Resumo: O presente escrito tem o objetivo de analisar algumas formas de controle a partir de práticas que guardam o mais profundo interesse econômico ao tornarem a questão criminal mero fator a ser incluído nos cálculos dos múltiplos fenômenos sociais. Igualmente pretende-se apresentar a constituição dos traços mais marcantes do que se denomina racionalidade econômica no controle penal
Palavras-chave: Racionalidade; controle penal; fenômenos sociais.
O presente escrito tem o objetivo de analisar algumas formas de controle a partir de práticas que guardam o mais profundo interesse econômico ao tornarem a questão criminal mero fator a ser incluído nos cálculos dos múltiplos fenômenos sociais. Igualmente, pretende-se apresentar a constituição dos traços mais marcantes do que se denomina racionalidade econômica no controle penal.

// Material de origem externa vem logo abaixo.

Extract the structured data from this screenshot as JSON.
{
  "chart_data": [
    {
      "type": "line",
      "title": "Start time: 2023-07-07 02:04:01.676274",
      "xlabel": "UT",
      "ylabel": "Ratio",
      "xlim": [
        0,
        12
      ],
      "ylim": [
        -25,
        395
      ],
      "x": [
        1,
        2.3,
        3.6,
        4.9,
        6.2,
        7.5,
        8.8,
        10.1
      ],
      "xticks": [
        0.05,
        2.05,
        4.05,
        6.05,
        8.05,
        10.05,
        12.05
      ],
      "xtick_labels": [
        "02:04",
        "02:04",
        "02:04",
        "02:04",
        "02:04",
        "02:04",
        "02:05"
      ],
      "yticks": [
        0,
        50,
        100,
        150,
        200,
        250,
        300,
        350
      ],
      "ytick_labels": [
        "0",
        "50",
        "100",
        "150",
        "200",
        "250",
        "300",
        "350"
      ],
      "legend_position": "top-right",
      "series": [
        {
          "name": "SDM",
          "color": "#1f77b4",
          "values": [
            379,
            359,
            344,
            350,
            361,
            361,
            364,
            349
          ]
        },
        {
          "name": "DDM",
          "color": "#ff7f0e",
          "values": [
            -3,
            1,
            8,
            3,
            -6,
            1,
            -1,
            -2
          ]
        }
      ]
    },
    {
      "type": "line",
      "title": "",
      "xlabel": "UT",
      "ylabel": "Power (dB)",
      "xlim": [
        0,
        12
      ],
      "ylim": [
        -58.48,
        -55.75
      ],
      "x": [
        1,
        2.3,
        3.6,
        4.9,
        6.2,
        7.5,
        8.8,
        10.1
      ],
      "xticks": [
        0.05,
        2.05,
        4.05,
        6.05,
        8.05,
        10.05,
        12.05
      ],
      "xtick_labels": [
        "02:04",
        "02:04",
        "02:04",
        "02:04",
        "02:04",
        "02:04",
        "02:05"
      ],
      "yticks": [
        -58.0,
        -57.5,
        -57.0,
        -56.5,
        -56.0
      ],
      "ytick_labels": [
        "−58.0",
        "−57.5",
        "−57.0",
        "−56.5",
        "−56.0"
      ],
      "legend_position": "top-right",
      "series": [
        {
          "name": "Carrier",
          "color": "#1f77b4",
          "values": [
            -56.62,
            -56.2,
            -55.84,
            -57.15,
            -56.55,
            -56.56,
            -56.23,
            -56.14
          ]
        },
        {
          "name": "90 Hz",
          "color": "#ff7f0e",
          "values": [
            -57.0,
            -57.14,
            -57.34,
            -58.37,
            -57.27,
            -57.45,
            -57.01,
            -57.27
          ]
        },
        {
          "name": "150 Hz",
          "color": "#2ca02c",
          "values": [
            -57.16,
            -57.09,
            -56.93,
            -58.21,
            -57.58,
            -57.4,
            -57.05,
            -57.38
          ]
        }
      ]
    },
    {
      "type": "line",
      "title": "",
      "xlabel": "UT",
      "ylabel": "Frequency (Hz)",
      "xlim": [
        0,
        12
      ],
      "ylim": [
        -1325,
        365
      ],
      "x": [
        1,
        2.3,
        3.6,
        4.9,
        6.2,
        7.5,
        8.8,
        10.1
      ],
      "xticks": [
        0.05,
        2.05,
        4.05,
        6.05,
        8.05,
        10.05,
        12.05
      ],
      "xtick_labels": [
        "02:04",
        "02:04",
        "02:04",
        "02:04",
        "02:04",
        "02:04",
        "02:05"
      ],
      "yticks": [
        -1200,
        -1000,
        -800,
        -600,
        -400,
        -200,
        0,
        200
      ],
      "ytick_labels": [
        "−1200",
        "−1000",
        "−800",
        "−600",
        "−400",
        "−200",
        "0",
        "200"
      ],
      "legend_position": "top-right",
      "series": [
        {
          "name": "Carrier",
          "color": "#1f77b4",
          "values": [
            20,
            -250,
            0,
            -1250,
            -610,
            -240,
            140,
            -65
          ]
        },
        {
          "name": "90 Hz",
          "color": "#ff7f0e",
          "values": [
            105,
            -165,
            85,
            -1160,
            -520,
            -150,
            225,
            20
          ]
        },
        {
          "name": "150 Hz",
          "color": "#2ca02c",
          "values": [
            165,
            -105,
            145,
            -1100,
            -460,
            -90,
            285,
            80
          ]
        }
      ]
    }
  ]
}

No seu “Post-Scriptum sobre as Sociedades de Controle”, Deleuze comenta que Foucault situou as sociedades disciplinares nos séculos XVIII e XIX. Elas atingiriam seu apogeu no início do século XX, para posteriormente entrarem em declínio. Característicos dessa sociedade são seus meios de organização a partir do confinamento e da coordenação de espaços herméticos por processos de moldagem. O indivíduo migraria de um espaço para outro como que de forma gradual: da família para a escola, da escola para a fábrica, e quiçá da fabrica para a prisão – o confinamento por excelência.
Foucault sabia bem que esse tipo de realidade social teria seu fim bem próximo. Sobretudo depois da Segunda Guerra Mundial, uma nova rede de forças lentamente se instalaria para erigir outra forma da constituição social, que é a sociedade do controle.
Nesse aspecto, é possível sustentar que algumas práticas na sociedade disciplinar já eram reconhecidamente formas de controle, ao passo que certas práticas disciplinares não deixaram de existir por completo, mas talvez aperfeiçoem sua economia (a exemplo da Lei 12.654/2012 que ressuscitou o velho ímpeto positivista de classificação). Foucault já havia assinalado que as técnicas de segurança, bem como os dispositivos de controle, consistem muitas vezes em reativação de técnicas disciplinares.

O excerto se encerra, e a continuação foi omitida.